For parents, ending a marriage often involves taking more than just marital satisfaction into account. The cost of raising children on a smaller income after divorce is a valid concern that many people struggle with. Child support can help California parents address their fears over their children’s future financial security. Here are a few things to know about this important part of family law.
Child support is calculated based on a number of factors that can vary from family to family. In general, things like both parents’ incomes, parenting time, health care and child care costs, school expenses and similar costs are all factored into the support order. However, nothing in life is stagnant. Incomes change, expenses fluctuate and the financial needs of a child can drastically shift.
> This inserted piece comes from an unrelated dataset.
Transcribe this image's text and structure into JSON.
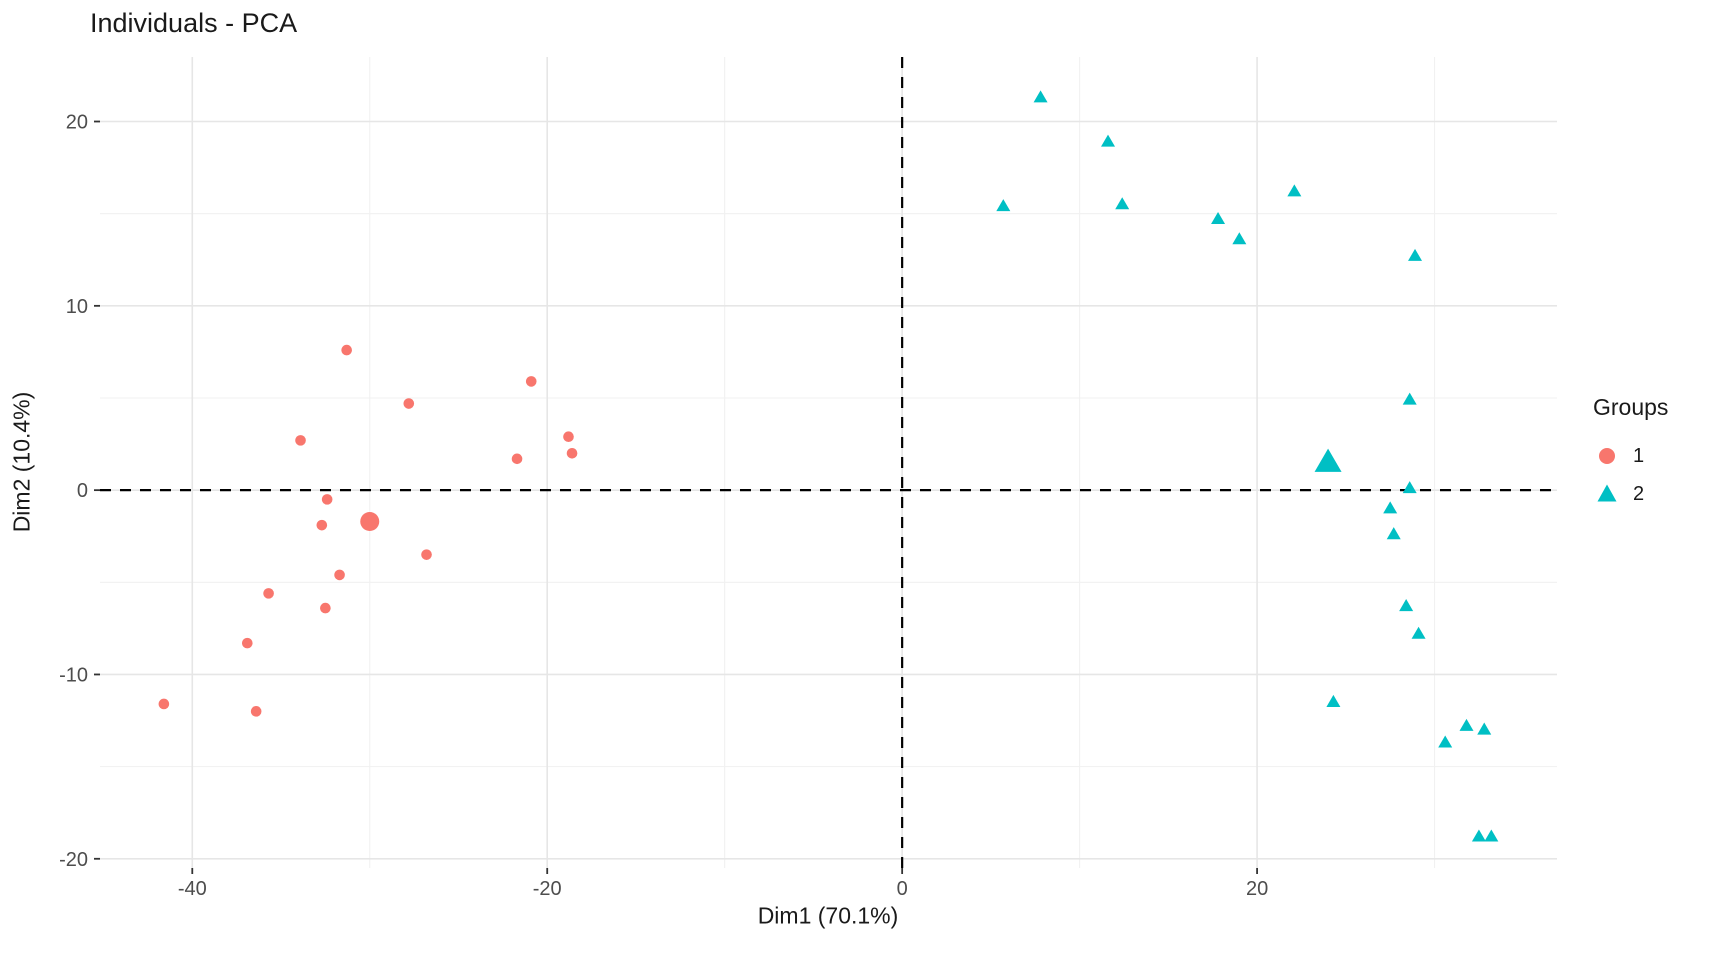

If there are any changes in circumstances, parents can have their support orders modified by the courts to reflect current situations.
Modifications to a child support order can sometimes affect other things, too. It is not uncommon for an ex-spouse who is receiving child support to also receive some form of spousal support. While these are both important financial support systems for the recipient, child support will generally be prioritized over spousal support by the court. Because of this, any reduction in child support payments may also lead to a reduction of spousal support.
Child support payments do not have any positive or negative tax benefits. While this might seem frustrating to some parents in California, keeping child support neutral in terms of taxes can help ensure that the final amount is in the child’s best financial interests. Keeping focus of a child’s best interests during divorce can be difficult, though, so some individuals might find guidance from an experienced attorney to be helpful.